La imagen de un presidente, su postura, su porte, en alguna medida su pompa, deben encerrar la tradición de una investidura.

Sin esos cuidados, el país demuestra que ha decidido demoler sus vínculos con sus costumbres y cómo sus estilos. Salvo, claro está, que quiera demostrar (y hasta pavonearse con eso) que sus costumbres y sus estilos son esas grasadas imperdonables.

Y no estamos hablando aquí de dinero o de exhibiciones de opulencia. Casi, diría yo, al contrario. Son ya famosas las apariciones de Cristina Fernández, en esas mismas reuniones, ataviada como si fuera Cleopatra y no por eso ganarse el respeto de sus colegas. La elegancia, la urbanidad y el garbo se llevan, no se visten. La ropa se viste; la prestancia se luce.

Nunca mejor aplicado aquel dicho de que “la mona aunque la vistas de seda, mona queda”.
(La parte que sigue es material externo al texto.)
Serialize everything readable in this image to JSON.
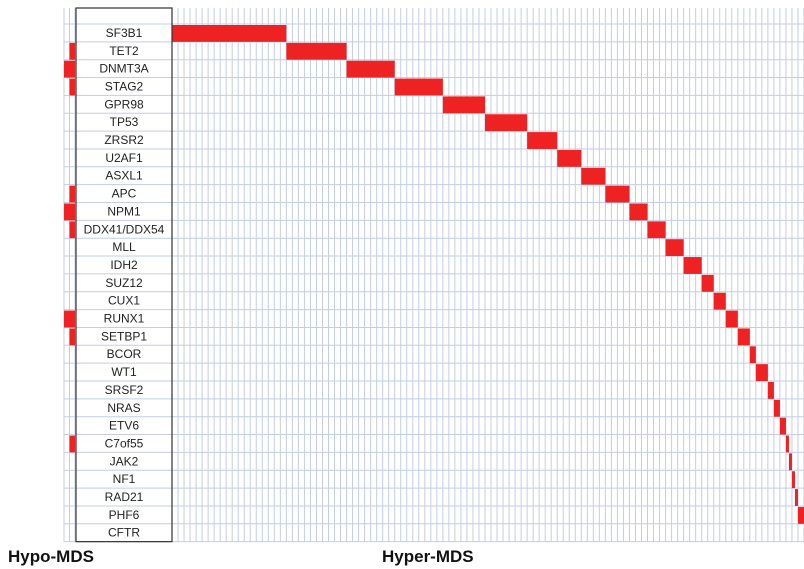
{
  "chart_data": {
    "type": "heatmap",
    "genes": [
      "SF3B1",
      "TET2",
      "DNMT3A",
      "STAG2",
      "GPR98",
      "TP53",
      "ZRSR2",
      "U2AF1",
      "ASXL1",
      "APC",
      "NPM1",
      "DDX41/DDX54",
      "MLL",
      "IDH2",
      "SUZ12",
      "CUX1",
      "RUNX1",
      "SETBP1",
      "BCOR",
      "WT1",
      "SRSF2",
      "NRAS",
      "ETV6",
      "C7of55",
      "JAK2",
      "NF1",
      "RAD21",
      "PHF6",
      "CFTR"
    ],
    "groups": [
      {
        "name": "Hypo-MDS",
        "columns": 2
      },
      {
        "name": "Hyper-MDS",
        "columns": 105
      }
    ],
    "hypo_mutations": [
      {
        "gene": "TET2",
        "cols": [
          1
        ]
      },
      {
        "gene": "DNMT3A",
        "cols": [
          0,
          1
        ]
      },
      {
        "gene": "STAG2",
        "cols": [
          1
        ]
      },
      {
        "gene": "APC",
        "cols": [
          1
        ]
      },
      {
        "gene": "NPM1",
        "cols": [
          0,
          1
        ]
      },
      {
        "gene": "DDX41/DDX54",
        "cols": [
          1
        ]
      },
      {
        "gene": "RUNX1",
        "cols": [
          0,
          1
        ]
      },
      {
        "gene": "SETBP1",
        "cols": [
          1
        ]
      },
      {
        "gene": "C7of55",
        "cols": [
          1
        ]
      }
    ],
    "hyper_mutations": [
      {
        "gene": "SF3B1",
        "start": 0,
        "end": 19
      },
      {
        "gene": "TET2",
        "start": 19,
        "end": 29
      },
      {
        "gene": "DNMT3A",
        "start": 29,
        "end": 37
      },
      {
        "gene": "STAG2",
        "start": 37,
        "end": 45
      },
      {
        "gene": "GPR98",
        "start": 45,
        "end": 52
      },
      {
        "gene": "TP53",
        "start": 52,
        "end": 59
      },
      {
        "gene": "ZRSR2",
        "start": 59,
        "end": 64
      },
      {
        "gene": "U2AF1",
        "start": 64,
        "end": 68
      },
      {
        "gene": "ASXL1",
        "start": 68,
        "end": 72
      },
      {
        "gene": "APC",
        "start": 72,
        "end": 76
      },
      {
        "gene": "NPM1",
        "start": 76,
        "end": 79
      },
      {
        "gene": "DDX41/DDX54",
        "start": 79,
        "end": 82
      },
      {
        "gene": "MLL",
        "start": 82,
        "end": 85
      },
      {
        "gene": "IDH2",
        "start": 85,
        "end": 88
      },
      {
        "gene": "SUZ12",
        "start": 88,
        "end": 90
      },
      {
        "gene": "CUX1",
        "start": 90,
        "end": 92
      },
      {
        "gene": "RUNX1",
        "start": 92,
        "end": 94
      },
      {
        "gene": "SETBP1",
        "start": 94,
        "end": 96
      },
      {
        "gene": "BCOR",
        "start": 96,
        "end": 97
      },
      {
        "gene": "WT1",
        "start": 97,
        "end": 99
      },
      {
        "gene": "SRSF2",
        "start": 99,
        "end": 100
      },
      {
        "gene": "NRAS",
        "start": 100,
        "end": 101
      },
      {
        "gene": "ETV6",
        "start": 101,
        "end": 102
      },
      {
        "gene": "C7of55",
        "start": 102,
        "end": 102.5
      },
      {
        "gene": "JAK2",
        "start": 102.5,
        "end": 103
      },
      {
        "gene": "NF1",
        "start": 103,
        "end": 103.5
      },
      {
        "gene": "RAD21",
        "start": 103.5,
        "end": 104
      },
      {
        "gene": "PHF6",
        "start": 104,
        "end": 105
      }
    ],
    "colors": {
      "mutation": "#ee2222",
      "grid": "#c4cde4",
      "label_box_border": "#333333",
      "background": "#ffffff"
    }
  }
}
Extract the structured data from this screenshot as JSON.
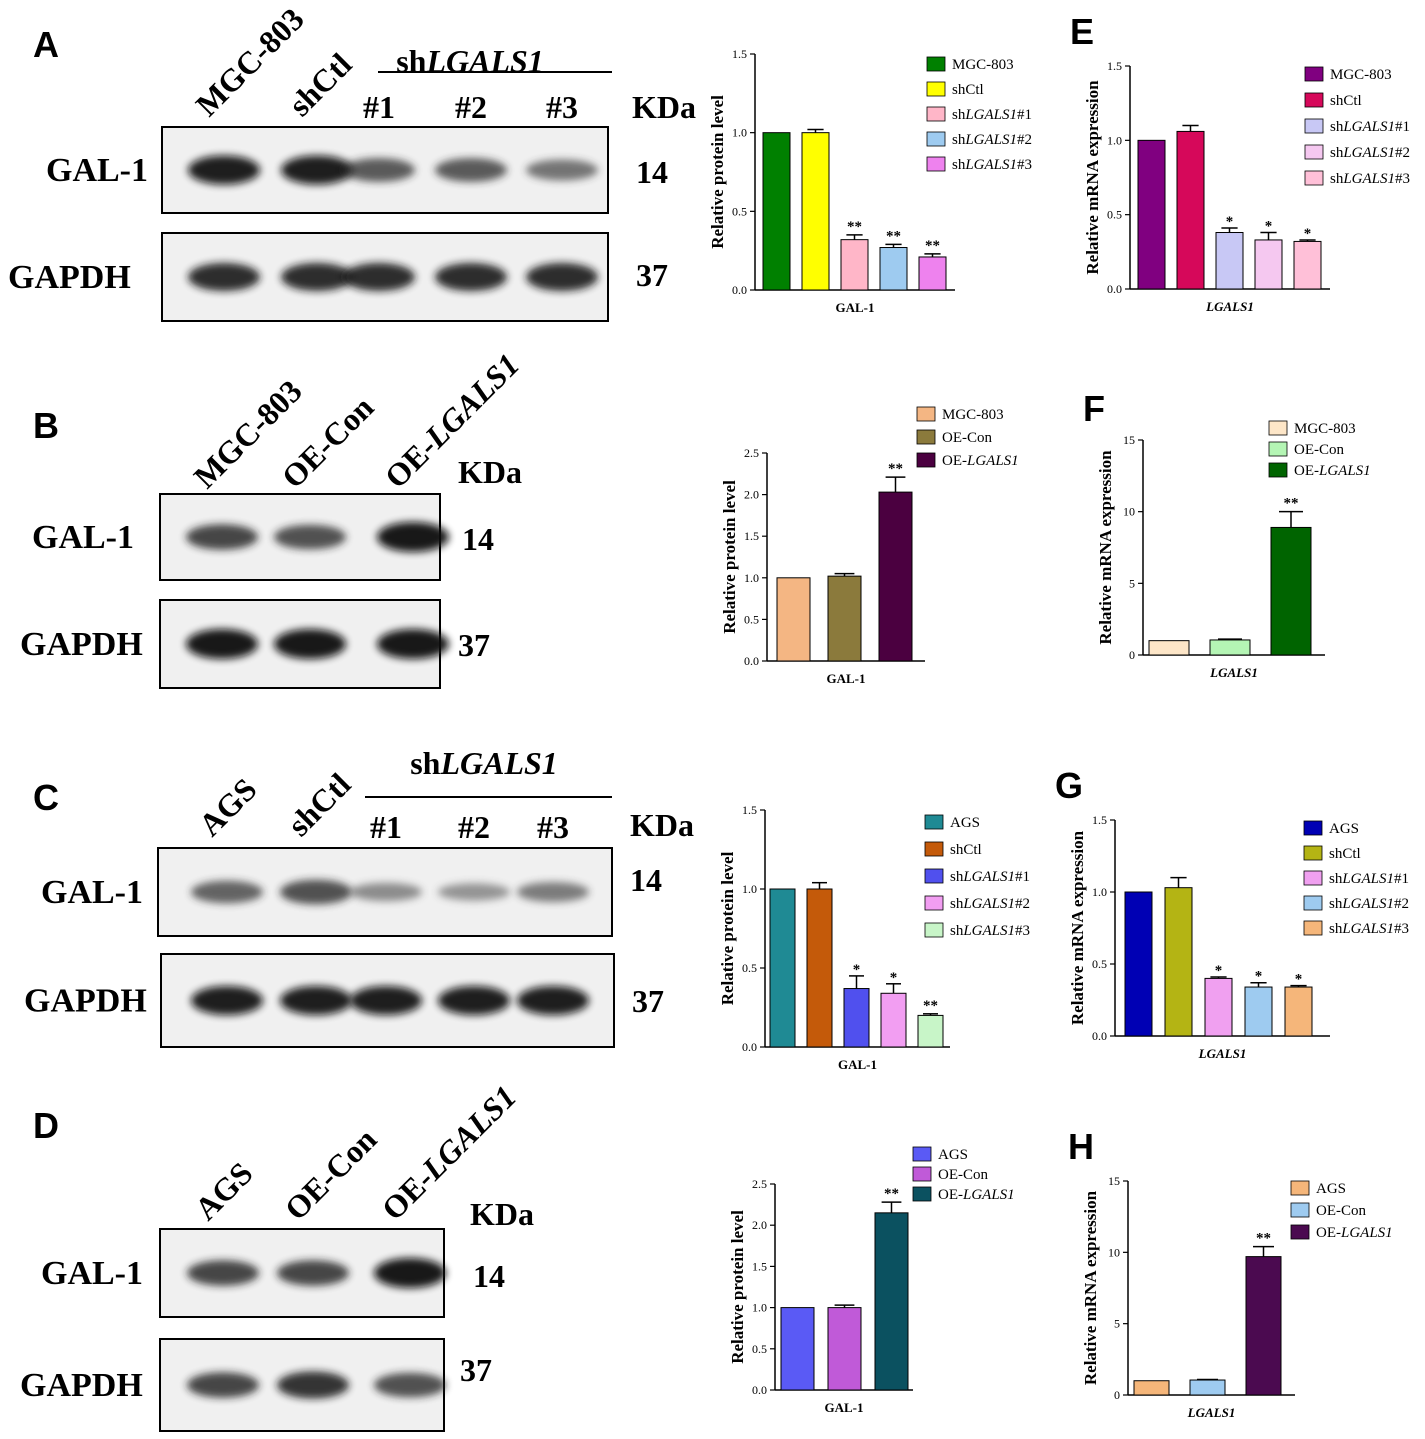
{
  "blots": [
    {
      "panel": "A",
      "lanes": [
        "MGC-803",
        "shCtl",
        "#1",
        "#2",
        "#3"
      ],
      "group_label": "shLGALS1",
      "kda_label": "KDa",
      "rows": [
        {
          "label": "GAL-1",
          "kda": "14",
          "intensities": [
            0.95,
            0.95,
            0.65,
            0.65,
            0.5
          ]
        },
        {
          "label": "GAPDH",
          "kda": "37",
          "intensities": [
            0.9,
            0.9,
            0.9,
            0.9,
            0.9
          ]
        }
      ]
    },
    {
      "panel": "B",
      "lanes": [
        "MGC-803",
        "OE-Con",
        "OE-LGALS1"
      ],
      "kda_label": "KDa",
      "rows": [
        {
          "label": "GAL-1",
          "kda": "14",
          "intensities": [
            0.75,
            0.7,
            1.0
          ]
        },
        {
          "label": "GAPDH",
          "kda": "37",
          "intensities": [
            1.0,
            1.0,
            1.0
          ]
        }
      ]
    },
    {
      "panel": "C",
      "lanes": [
        "AGS",
        "shCtl",
        "#1",
        "#2",
        "#3"
      ],
      "group_label": "shLGALS1",
      "kda_label": "KDa",
      "rows": [
        {
          "label": "GAL-1",
          "kda": "14",
          "intensities": [
            0.6,
            0.7,
            0.35,
            0.3,
            0.45
          ]
        },
        {
          "label": "GAPDH",
          "kda": "37",
          "intensities": [
            0.95,
            0.95,
            0.95,
            0.95,
            0.95
          ]
        }
      ]
    },
    {
      "panel": "D",
      "lanes": [
        "AGS",
        "OE-Con",
        "OE-LGALS1"
      ],
      "kda_label": "KDa",
      "rows": [
        {
          "label": "GAL-1",
          "kda": "14",
          "intensities": [
            0.75,
            0.75,
            1.0
          ]
        },
        {
          "label": "GAPDH",
          "kda": "37",
          "intensities": [
            0.75,
            0.85,
            0.7
          ]
        }
      ]
    }
  ],
  "chart_data": [
    {
      "panel": "A",
      "type": "bar",
      "categories": [
        "GAL-1"
      ],
      "xlabel": "GAL-1",
      "ylabel": "Relative protein level",
      "ylim": [
        0,
        1.5
      ],
      "yticks": [
        "0.0",
        "0.5",
        "1.0",
        "1.5"
      ],
      "legend_position": "top-right",
      "series": [
        {
          "name": "MGC-803",
          "value": 1.0,
          "error": 0.0,
          "color": "#008000",
          "sig": ""
        },
        {
          "name": "shCtl",
          "value": 1.0,
          "error": 0.02,
          "color": "#ffff00",
          "sig": ""
        },
        {
          "name": "shLGALS1#1",
          "value": 0.32,
          "error": 0.03,
          "color": "#ffb6c8",
          "sig": "**"
        },
        {
          "name": "shLGALS1#2",
          "value": 0.27,
          "error": 0.02,
          "color": "#9ecbf0",
          "sig": "**"
        },
        {
          "name": "shLGALS1#3",
          "value": 0.21,
          "error": 0.02,
          "color": "#ee82ee",
          "sig": "**"
        }
      ]
    },
    {
      "panel": "B",
      "type": "bar",
      "categories": [
        "GAL-1"
      ],
      "xlabel": "GAL-1",
      "ylabel": "Relative protein level",
      "ylim": [
        0,
        2.5
      ],
      "yticks": [
        "0.0",
        "0.5",
        "1.0",
        "1.5",
        "2.0",
        "2.5"
      ],
      "legend_position": "top-right",
      "series": [
        {
          "name": "MGC-803",
          "value": 1.0,
          "error": 0.0,
          "color": "#f4b683",
          "sig": ""
        },
        {
          "name": "OE-Con",
          "value": 1.02,
          "error": 0.03,
          "color": "#8b7a3c",
          "sig": ""
        },
        {
          "name": "OE-LGALS1",
          "value": 2.03,
          "error": 0.18,
          "color": "#4b0040",
          "sig": "**"
        }
      ]
    },
    {
      "panel": "C",
      "type": "bar",
      "categories": [
        "GAL-1"
      ],
      "xlabel": "GAL-1",
      "ylabel": "Relative protein level",
      "ylim": [
        0,
        1.5
      ],
      "yticks": [
        "0.0",
        "0.5",
        "1.0",
        "1.5"
      ],
      "legend_position": "top-right",
      "series": [
        {
          "name": "AGS",
          "value": 1.0,
          "error": 0.0,
          "color": "#1f8a94",
          "sig": ""
        },
        {
          "name": "shCtl",
          "value": 1.0,
          "error": 0.04,
          "color": "#c45a0a",
          "sig": ""
        },
        {
          "name": "shLGALS1#1",
          "value": 0.37,
          "error": 0.08,
          "color": "#5050ee",
          "sig": "*"
        },
        {
          "name": "shLGALS1#2",
          "value": 0.34,
          "error": 0.06,
          "color": "#f29ef2",
          "sig": "*"
        },
        {
          "name": "shLGALS1#3",
          "value": 0.2,
          "error": 0.01,
          "color": "#c8f5c8",
          "sig": "**"
        }
      ]
    },
    {
      "panel": "D",
      "type": "bar",
      "categories": [
        "GAL-1"
      ],
      "xlabel": "GAL-1",
      "ylabel": "Relative protein level",
      "ylim": [
        0,
        2.5
      ],
      "yticks": [
        "0.0",
        "0.5",
        "1.0",
        "1.5",
        "2.0",
        "2.5"
      ],
      "legend_position": "top-right",
      "series": [
        {
          "name": "AGS",
          "value": 1.0,
          "error": 0.0,
          "color": "#5a5af5",
          "sig": ""
        },
        {
          "name": "OE-Con",
          "value": 1.0,
          "error": 0.03,
          "color": "#c05ad8",
          "sig": ""
        },
        {
          "name": "OE-LGALS1",
          "value": 2.15,
          "error": 0.13,
          "color": "#0b5160",
          "sig": "**"
        }
      ]
    },
    {
      "panel": "E",
      "type": "bar",
      "categories": [
        "LGALS1"
      ],
      "xlabel": "LGALS1",
      "ylabel": "Relative mRNA expression",
      "ylim": [
        0,
        1.5
      ],
      "yticks": [
        "0.0",
        "0.5",
        "1.0",
        "1.5"
      ],
      "legend_position": "top-right",
      "series": [
        {
          "name": "MGC-803",
          "value": 1.0,
          "error": 0.0,
          "color": "#800080",
          "sig": ""
        },
        {
          "name": "shCtl",
          "value": 1.06,
          "error": 0.04,
          "color": "#d6085a",
          "sig": ""
        },
        {
          "name": "shLGALS1#1",
          "value": 0.38,
          "error": 0.03,
          "color": "#c8c8f5",
          "sig": "*"
        },
        {
          "name": "shLGALS1#2",
          "value": 0.33,
          "error": 0.05,
          "color": "#f5c8f0",
          "sig": "*"
        },
        {
          "name": "shLGALS1#3",
          "value": 0.32,
          "error": 0.01,
          "color": "#ffc0d8",
          "sig": "*"
        }
      ]
    },
    {
      "panel": "F",
      "type": "bar",
      "categories": [
        "LGALS1"
      ],
      "xlabel": "LGALS1",
      "ylabel": "Relative mRNA expression",
      "ylim": [
        0,
        15
      ],
      "yticks": [
        "0",
        "5",
        "10",
        "15"
      ],
      "legend_position": "top-right",
      "series": [
        {
          "name": "MGC-803",
          "value": 1.0,
          "error": 0.0,
          "color": "#fde6c8",
          "sig": ""
        },
        {
          "name": "OE-Con",
          "value": 1.05,
          "error": 0.06,
          "color": "#b4f5b4",
          "sig": ""
        },
        {
          "name": "OE-LGALS1",
          "value": 8.9,
          "error": 1.1,
          "color": "#006400",
          "sig": "**"
        }
      ]
    },
    {
      "panel": "G",
      "type": "bar",
      "categories": [
        "LGALS1"
      ],
      "xlabel": "LGALS1",
      "ylabel": "Relative mRNA expression",
      "ylim": [
        0,
        1.5
      ],
      "yticks": [
        "0.0",
        "0.5",
        "1.0",
        "1.5"
      ],
      "legend_position": "top-right",
      "series": [
        {
          "name": "AGS",
          "value": 1.0,
          "error": 0.0,
          "color": "#0000b4",
          "sig": ""
        },
        {
          "name": "shCtl",
          "value": 1.03,
          "error": 0.07,
          "color": "#b4b414",
          "sig": ""
        },
        {
          "name": "shLGALS1#1",
          "value": 0.4,
          "error": 0.01,
          "color": "#f0a0f0",
          "sig": "*"
        },
        {
          "name": "shLGALS1#2",
          "value": 0.34,
          "error": 0.03,
          "color": "#9ecbf0",
          "sig": "*"
        },
        {
          "name": "shLGALS1#3",
          "value": 0.34,
          "error": 0.01,
          "color": "#f5b67a",
          "sig": "*"
        }
      ]
    },
    {
      "panel": "H",
      "type": "bar",
      "categories": [
        "LGALS1"
      ],
      "xlabel": "LGALS1",
      "ylabel": "Relative mRNA expression",
      "ylim": [
        0,
        15
      ],
      "yticks": [
        "0",
        "5",
        "10",
        "15"
      ],
      "legend_position": "top-right",
      "series": [
        {
          "name": "AGS",
          "value": 1.0,
          "error": 0.0,
          "color": "#f5b67a",
          "sig": ""
        },
        {
          "name": "OE-Con",
          "value": 1.05,
          "error": 0.04,
          "color": "#9ecbf0",
          "sig": ""
        },
        {
          "name": "OE-LGALS1",
          "value": 9.7,
          "error": 0.7,
          "color": "#4b0a50",
          "sig": "**"
        }
      ]
    }
  ]
}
La Argentina -los argentinos- deberían prestarle más atención a estos detalles que parecerían ser secundarios pero que son el botón de muestra de lo que sucede en la profundidad.

Un país que decide libremente divorciarse de la categoría y de la clase y entregarse a la berretada (aunque ella lleve las ropas de los millonarios) está, de alguna manera, haciendo una elección por lo peor.

Y eso es particularmente sintomático de lo que ha pasado en la Argentina de los últimos dos años.